Menudo revuelo ha provocado la nota doctrinal de los obispos sobre el papel de las emociones en el acto de fe, cuando simplemente es un llamamiento a integrarlas en una vida cristiana más amplia. De hecho, una de las palabras más pronunciadas es integrar, para poner en valor la importancia de los sentimientos en la vida espiritual.
La fe hay que vivirla con cierta pasión, con entusiasmo, no con frialdad o tibieza (Ap 3, 15-16). Por eso con la propuesta de «recuperar el corazón» muestran el otro lado del problema, el que afecta a los «gestores de la fe», a los calculadores obsesionados por la compostura y el protocolo. También a ellos va dirigida esta nota doctrinal porque después de muchos años han apagado los sentimientos que provocaron su primer encuentro con Jesús.

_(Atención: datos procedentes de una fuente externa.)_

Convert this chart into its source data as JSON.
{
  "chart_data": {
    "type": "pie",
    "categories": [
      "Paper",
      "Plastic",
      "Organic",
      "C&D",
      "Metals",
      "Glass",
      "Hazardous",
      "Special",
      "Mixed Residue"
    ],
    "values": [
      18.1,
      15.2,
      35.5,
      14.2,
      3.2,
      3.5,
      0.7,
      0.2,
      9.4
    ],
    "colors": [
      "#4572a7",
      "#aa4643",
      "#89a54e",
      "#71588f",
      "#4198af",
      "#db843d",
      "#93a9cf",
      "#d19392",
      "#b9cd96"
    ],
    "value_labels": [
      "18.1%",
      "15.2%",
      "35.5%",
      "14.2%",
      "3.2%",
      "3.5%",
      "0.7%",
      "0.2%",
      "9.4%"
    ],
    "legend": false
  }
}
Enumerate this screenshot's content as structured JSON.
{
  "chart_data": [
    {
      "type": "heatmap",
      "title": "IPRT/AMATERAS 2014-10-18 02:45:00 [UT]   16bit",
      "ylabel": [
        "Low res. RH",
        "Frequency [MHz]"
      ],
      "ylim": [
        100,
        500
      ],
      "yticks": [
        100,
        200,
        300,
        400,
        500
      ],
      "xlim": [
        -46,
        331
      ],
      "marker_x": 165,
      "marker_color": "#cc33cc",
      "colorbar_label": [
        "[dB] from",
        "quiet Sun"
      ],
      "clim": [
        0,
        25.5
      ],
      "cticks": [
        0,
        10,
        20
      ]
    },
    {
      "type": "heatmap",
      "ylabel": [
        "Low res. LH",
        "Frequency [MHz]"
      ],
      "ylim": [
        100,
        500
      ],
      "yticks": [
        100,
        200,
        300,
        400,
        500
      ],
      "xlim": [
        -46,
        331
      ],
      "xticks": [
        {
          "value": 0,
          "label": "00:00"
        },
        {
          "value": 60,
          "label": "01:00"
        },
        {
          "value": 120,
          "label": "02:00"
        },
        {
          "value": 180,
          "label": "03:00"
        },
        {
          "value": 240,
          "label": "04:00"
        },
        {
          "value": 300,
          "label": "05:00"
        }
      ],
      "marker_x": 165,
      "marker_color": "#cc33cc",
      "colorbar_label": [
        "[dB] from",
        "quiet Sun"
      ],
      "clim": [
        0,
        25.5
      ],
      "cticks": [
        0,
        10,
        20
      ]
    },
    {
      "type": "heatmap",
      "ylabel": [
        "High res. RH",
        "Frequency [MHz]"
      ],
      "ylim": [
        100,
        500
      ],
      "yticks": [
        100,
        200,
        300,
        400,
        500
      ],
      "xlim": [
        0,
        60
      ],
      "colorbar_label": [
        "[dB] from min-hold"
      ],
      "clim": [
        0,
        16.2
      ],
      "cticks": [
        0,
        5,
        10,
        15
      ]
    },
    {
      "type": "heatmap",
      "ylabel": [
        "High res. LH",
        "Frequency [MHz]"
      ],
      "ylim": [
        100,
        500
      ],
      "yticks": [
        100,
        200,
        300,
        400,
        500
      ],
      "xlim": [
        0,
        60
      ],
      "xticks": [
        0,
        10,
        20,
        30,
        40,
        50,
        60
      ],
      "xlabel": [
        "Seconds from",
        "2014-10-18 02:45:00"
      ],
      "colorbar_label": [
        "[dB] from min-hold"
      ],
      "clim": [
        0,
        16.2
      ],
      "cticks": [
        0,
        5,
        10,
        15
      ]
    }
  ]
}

Tanto para un emotivismo exacerbado que pone en riesgo la propia libertad y deforma la experiencia de fe, como para los obsesionados por la ley, la ostentación en el cuidado de la liturgia, de la doctrina y el prestigio de la Iglesia, ofrecen dos palabras clave para encontrar un equilibrio saludable: acompañar y discernir.
El acompañamiento y el discernimiento comunitario deberían ser prioridades no solo para prevenir estas situaciones sino también para alcanzar una madurez espiritual y la integralidad en la experiencia de fe.